Dominique Farrugia : son combat de 30 ans contre la sclérose en plaques
Dominique Farrugia s'est confié avec précision lors de son passage dans l'émission Le Figaro La Nuit diffusée le 4 juin 2026. Le célèbre producteur aborde ouvertement son quotidien, ses doutes et l'évolution de la pathologie dégénérative qui l'accompagne discrètement depuis les premiers succès de sa carrière télévisuelle.

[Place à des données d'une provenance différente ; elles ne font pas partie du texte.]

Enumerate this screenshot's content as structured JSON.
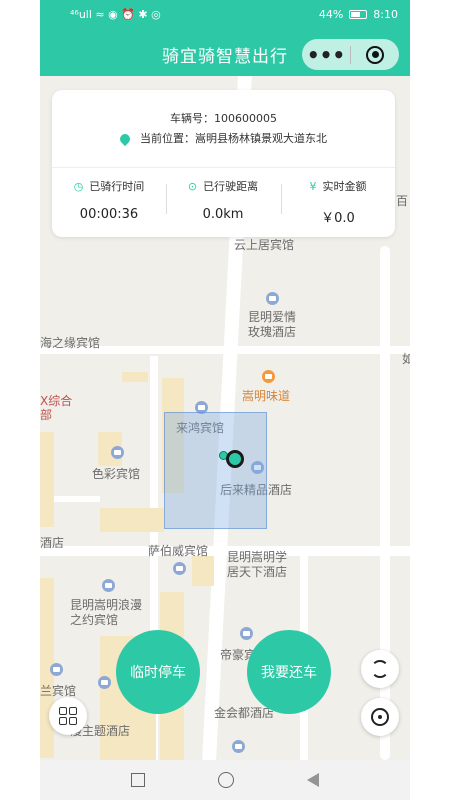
{
  "status_bar": {
    "left_icons": "⁴⁶ull ≈ ◉ ⏰ ✱ ◎",
    "battery_percent": "44%",
    "time": "8:10"
  },
  "navbar": {
    "title": "骑宜骑智慧出行",
    "menu_icon": "more-dots-icon",
    "close_icon": "target-icon"
  },
  "info_card": {
    "vehicle_no": "车辆号：10060000​5",
    "location": "当前位置：嵩明县杨林镇景观大道东北",
    "stats": [
      {
        "icon": "clock-icon",
        "label": "已骑行时间",
        "value": "00:00:36"
      },
      {
        "icon": "location-icon",
        "label": "已行驶距离",
        "value": "0.0km"
      },
      {
        "icon": "yen-icon",
        "label": "实时金额",
        "value": "￥0.0"
      }
    ]
  },
  "map": {
    "pois": [
      {
        "label": "云上居宾馆"
      },
      {
        "label": "昆明爱情\n玫瑰酒店"
      },
      {
        "label": "海之缘宾馆"
      },
      {
        "label": "嵩明味道"
      },
      {
        "label": "来鸿宾馆"
      },
      {
        "label": "色彩宾馆"
      },
      {
        "label": "后来精品酒店"
      },
      {
        "label": "萨伯威宾馆"
      },
      {
        "label": "昆明嵩明学\n居天下酒店"
      },
      {
        "label": "昆明嵩明浪漫\n之约宾馆"
      },
      {
        "label": "帝豪宾"
      },
      {
        "label": "兰宾馆"
      },
      {
        "label": "漫主题酒店"
      },
      {
        "label": "金会都酒店"
      },
      {
        "label": "酒店"
      },
      {
        "label": "X综合\n部"
      },
      {
        "label": "百"
      },
      {
        "label": "如"
      }
    ]
  },
  "buttons": {
    "temp_park": "临时停车",
    "return_bike": "我要还车"
  },
  "colors": {
    "accent": "#2dc9a6"
  }
}
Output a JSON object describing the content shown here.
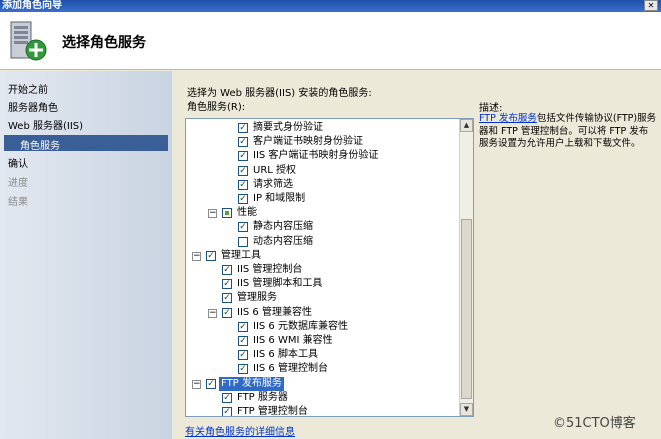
{
  "window": {
    "title": "添加角色向导",
    "close_glyph": "✕"
  },
  "header": {
    "title": "选择角色服务",
    "icon": "server-add-icon"
  },
  "sidebar": {
    "items": [
      {
        "label": "开始之前",
        "state": "normal"
      },
      {
        "label": "服务器角色",
        "state": "normal"
      },
      {
        "label": "Web 服务器(IIS)",
        "state": "normal"
      },
      {
        "label": "角色服务",
        "state": "selected"
      },
      {
        "label": "确认",
        "state": "normal"
      },
      {
        "label": "进度",
        "state": "disabled"
      },
      {
        "label": "结果",
        "state": "disabled"
      }
    ]
  },
  "main": {
    "intro": "选择为 Web 服务器(IIS) 安装的角色服务:",
    "services_label": "角色服务(R):",
    "tree": [
      {
        "label": "摘要式身份验证",
        "checked": "checked",
        "expander": ""
      },
      {
        "label": "客户端证书映射身份验证",
        "checked": "checked",
        "expander": ""
      },
      {
        "label": "IIS 客户端证书映射身份验证",
        "checked": "checked",
        "expander": ""
      },
      {
        "label": "URL 授权",
        "checked": "checked",
        "expander": ""
      },
      {
        "label": "请求筛选",
        "checked": "checked",
        "expander": ""
      },
      {
        "label": "IP 和域限制",
        "checked": "checked",
        "expander": ""
      },
      {
        "label": "性能",
        "checked": "partial",
        "expander": "⊟"
      },
      {
        "label": "静态内容压缩",
        "checked": "checked",
        "expander": ""
      },
      {
        "label": "动态内容压缩",
        "checked": "unchecked",
        "expander": ""
      },
      {
        "label": "管理工具",
        "checked": "checked",
        "expander": "⊟"
      },
      {
        "label": "IIS 管理控制台",
        "checked": "checked",
        "expander": ""
      },
      {
        "label": "IIS 管理脚本和工具",
        "checked": "checked",
        "expander": ""
      },
      {
        "label": "管理服务",
        "checked": "checked",
        "expander": ""
      },
      {
        "label": "IIS 6 管理兼容性",
        "checked": "checked",
        "expander": "⊟"
      },
      {
        "label": "IIS 6 元数据库兼容性",
        "checked": "checked",
        "expander": ""
      },
      {
        "label": "IIS 6 WMI 兼容性",
        "checked": "checked",
        "expander": ""
      },
      {
        "label": "IIS 6 脚本工具",
        "checked": "checked",
        "expander": ""
      },
      {
        "label": "IIS 6 管理控制台",
        "checked": "checked",
        "expander": ""
      },
      {
        "label": "FTP 发布服务",
        "checked": "checked",
        "expander": "⊟",
        "selected": true
      },
      {
        "label": "FTP 服务器",
        "checked": "checked",
        "expander": ""
      },
      {
        "label": "FTP 管理控制台",
        "checked": "checked",
        "expander": ""
      }
    ],
    "scroll_up_glyph": "▲",
    "scroll_down_glyph": "▼",
    "more_info_link": "有关角色服务的详细信息"
  },
  "description": {
    "title": "描述:",
    "link": "FTP 发布服务",
    "text": "包括文件传输协议(FTP)服务器和 FTP 管理控制台。可以将 FTP 发布服务设置为允许用户上载和下载文件。"
  },
  "watermark": "©51CTO博客",
  "colors": {
    "selection": "#316ac5",
    "nav_selected": "#3a5f96",
    "link": "#0033cc"
  }
}
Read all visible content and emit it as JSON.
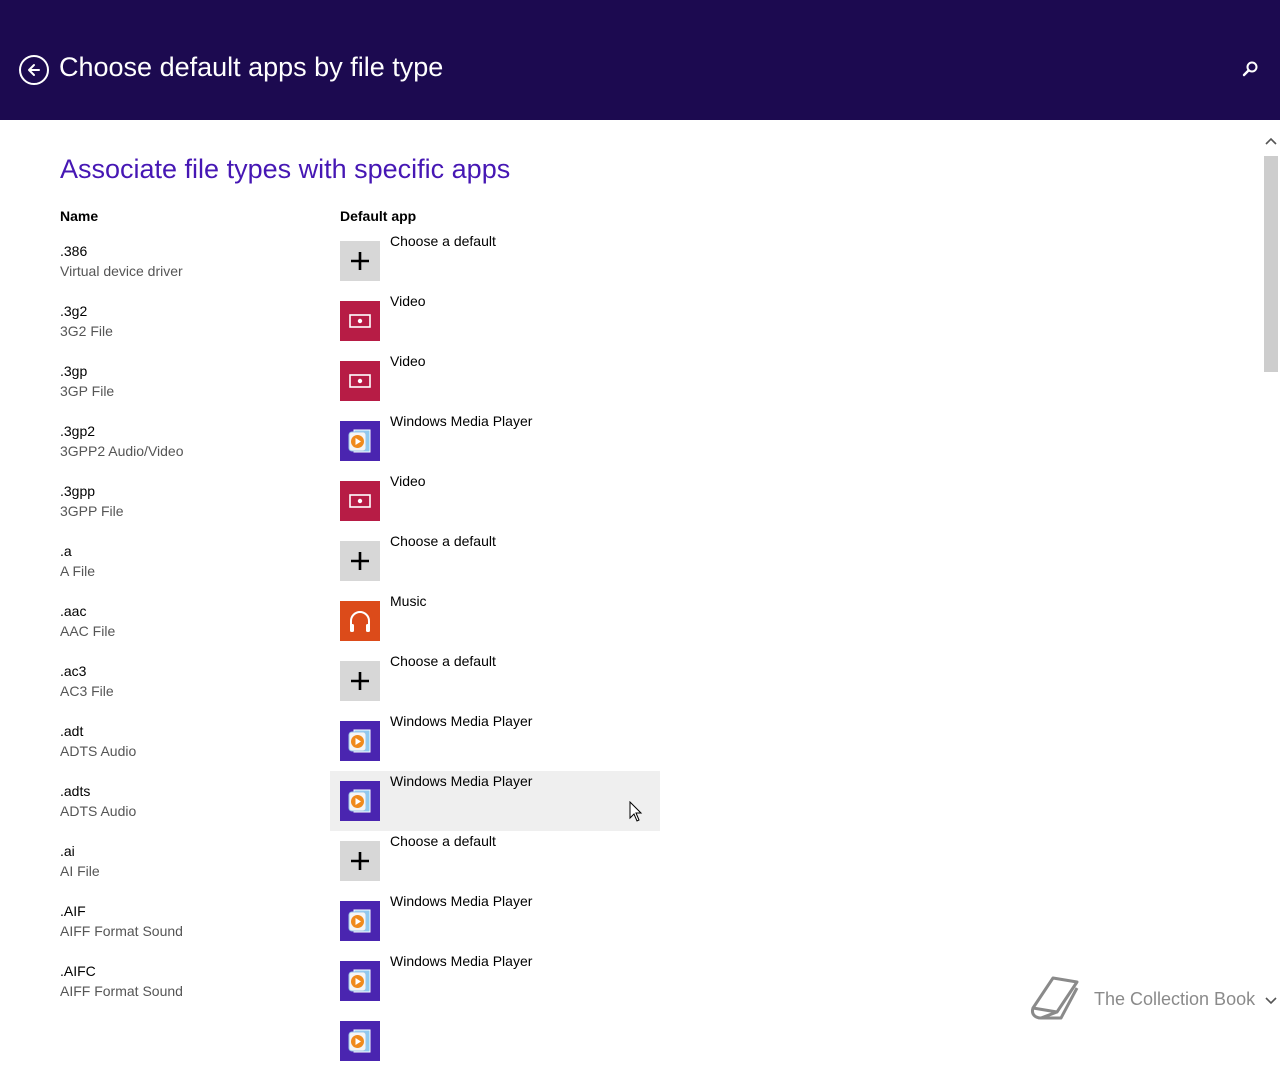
{
  "header": {
    "title": "Choose default apps by file type",
    "back_icon": "back-arrow-circle-icon",
    "search_icon": "search-icon",
    "background": "#1c0a50"
  },
  "section": {
    "title": "Associate file types with specific apps",
    "accent": "#4617b4"
  },
  "columns": {
    "name": "Name",
    "default_app": "Default app"
  },
  "rows": [
    {
      "ext": ".386",
      "desc": "Virtual device driver",
      "app": "Choose a default",
      "icon": "plus"
    },
    {
      "ext": ".3g2",
      "desc": "3G2 File",
      "app": "Video",
      "icon": "video"
    },
    {
      "ext": ".3gp",
      "desc": "3GP File",
      "app": "Video",
      "icon": "video"
    },
    {
      "ext": ".3gp2",
      "desc": "3GPP2 Audio/Video",
      "app": "Windows Media Player",
      "icon": "wmp"
    },
    {
      "ext": ".3gpp",
      "desc": "3GPP File",
      "app": "Video",
      "icon": "video"
    },
    {
      "ext": ".a",
      "desc": "A File",
      "app": "Choose a default",
      "icon": "plus"
    },
    {
      "ext": ".aac",
      "desc": "AAC File",
      "app": "Music",
      "icon": "music"
    },
    {
      "ext": ".ac3",
      "desc": "AC3 File",
      "app": "Choose a default",
      "icon": "plus"
    },
    {
      "ext": ".adt",
      "desc": "ADTS Audio",
      "app": "Windows Media Player",
      "icon": "wmp"
    },
    {
      "ext": ".adts",
      "desc": "ADTS Audio",
      "app": "Windows Media Player",
      "icon": "wmp",
      "hover": true
    },
    {
      "ext": ".ai",
      "desc": "AI File",
      "app": "Choose a default",
      "icon": "plus"
    },
    {
      "ext": ".AIF",
      "desc": "AIFF Format Sound",
      "app": "Windows Media Player",
      "icon": "wmp"
    },
    {
      "ext": ".AIFC",
      "desc": "AIFF Format Sound",
      "app": "Windows Media Player",
      "icon": "wmp"
    },
    {
      "ext": "",
      "desc": "",
      "app": "",
      "icon": "wmp"
    }
  ],
  "icon_colors": {
    "plus": "#d7d7d7",
    "video": "#b71c45",
    "music": "#dc4b1a",
    "wmp": "#4a25b0"
  },
  "watermark": {
    "text": "The Collection Book",
    "icon": "book-icon"
  }
}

Un diagnostic caché derrière l'hyperactivité
En 1989, alors qu'il célèbre tout juste ses 27 ans et connaît une ascension rapide avec la troupe des Nuls sur Canal+, le réalisateur apprend qu'il souffre de sclérose en plaques. Face à ce diagnostic, il opte pour la stratégie du silence. Pendant plus d'une décennie, la majorité de ses collaborateurs ignorent l'existence de ses premières poussées. Le jeune humoriste masque l'apparition de ses symptômes derrière une hyperactivité créative ininterrompue sur les plateaux de télévision. "Pendant des années, j’ai fait comme si la maladie n'existait pas, je n'en parlais à personne, je ne me soignais pas vraiment", précise-t-il au micro de l'émission.
L'influence décisive de son entourage familial
La rencontre avec son épouse Isabelle en 2004 initie un changement de trajectoire dans son parcours de soins. La naissance de ses deux filles, Mia et Zoé, agit ensuite comme un déclencheur, modifiant durablement sa perception du handicap et de la finitude. La nécessité d'accompagner sa famille sur le long terme le pousse à adhérer aux traitements médicaux qu'il évitait jusqu'alors. "C'est ce qui a vraiment changé ma vie : comprendre que je ne pouvais plus être égoïste face à la maladie pour mes enfants", analyse-t-il aujourd'hui.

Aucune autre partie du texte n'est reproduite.